On Friday, police acting on a warrant searched the offices of the Marion County Record, a weekly newspaper with seven employees and a circulation of about 4,000.
Simultaneously, officers searched the home of Eric Meyer, the publisher and co-owner, seizing computers, his cellphone and the home’s internet router, according to Meyer.
Meyer’s 98-year-old mother — a co-owner of the newspaper who lived with him — collapsed and died Saturday.
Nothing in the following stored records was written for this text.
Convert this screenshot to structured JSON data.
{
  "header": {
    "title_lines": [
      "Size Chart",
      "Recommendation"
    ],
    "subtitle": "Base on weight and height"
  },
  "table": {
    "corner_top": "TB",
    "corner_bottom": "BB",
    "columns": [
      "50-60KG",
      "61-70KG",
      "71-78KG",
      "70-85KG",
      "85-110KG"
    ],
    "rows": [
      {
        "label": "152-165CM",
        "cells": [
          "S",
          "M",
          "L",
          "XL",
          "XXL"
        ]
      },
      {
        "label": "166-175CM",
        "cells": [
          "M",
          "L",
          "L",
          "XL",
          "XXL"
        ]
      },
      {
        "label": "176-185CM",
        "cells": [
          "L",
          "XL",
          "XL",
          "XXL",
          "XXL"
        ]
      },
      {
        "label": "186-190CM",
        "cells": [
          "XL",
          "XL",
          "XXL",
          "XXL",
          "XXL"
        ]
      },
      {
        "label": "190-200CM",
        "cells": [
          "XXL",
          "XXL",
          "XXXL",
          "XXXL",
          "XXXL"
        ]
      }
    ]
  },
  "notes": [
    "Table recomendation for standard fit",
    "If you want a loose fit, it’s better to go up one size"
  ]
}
Meyer blamed her death on the stress of the raid on their home.
Drastic as they were, the searches originated in what might appear to be a trivial dispute between the Record and a local restaurant owner, Kari Newell, who has accused the newspaper of invading her privacy and illegally accessing information about her and her driving record. (The newspaper says it obtained information about her driving record unsolicited and verified it through online public records; and it didn’t print a story referencing the information.)
The search warrant alleged identity theft and unlawful use of a computer.
The searches left the small news operation in such a dire state that it was not clear whether it would be able to publish the next scheduled edition Tuesday evening; Meyer memorably described the police action as “an atomic flyswatter.”
It may also have been illegal. The federal Privacy Protection Act of 1980 requires that in most situations, law enforcement seek to obtain material from journalists through a subpoena — which gives the target the opportunity to make a legal challenge — rather than through a surprise search conducted with a warrant.
The 1980 law was passed after the Supreme Court upheld a search by sheriff’s deputies of Stanford University’s student newspaper seeking photographs from a protest. It serves as a necessary recognition that a free and inquisitive press serves the public interest, and that raids and searches of newsrooms can intimidate reporters and stop their vital work.
The law broadly defines who is protected: those “reasonably believed to have a purpose to disseminate to the public a newspaper, book, broadcast, or other similar form of public communication.”
The law does contain an exception for situations in which “there is probable cause to believe that the person possessing such materials has committed or is committing the criminal offense to which the materials relate.”
In a statement to NPR, Marion Police Chief Gideon Cody pointed to this exception to justify his department’s search of the Record.
That claim is unpersuasive. In a letter to Cody signed by the Los Angeles Times and more than 30 other news organizations, the Reporters Committee for Freedom of the Press noted that the suspect exception cited by the chief “is inapplicable when the relevant conduct consists of the receipt, possession, communication, or withholding of the material, with only limited exceptions for certain federal statutes that are not at issue here.”
These searches took place in a small town, but the temptation of law enforcement to overreach in dealing with journalists exists in communities of all sizes.
In 2019, police in San Francisco searched the home and office of freelance journalist Bryan Carmody in an apparent bid to identify a confidential source. The city later agreed to pay Carmody $369,000 in a settlement.
Congress decided that journalists needed protection against searches. Local police and judges need to honor that judgment.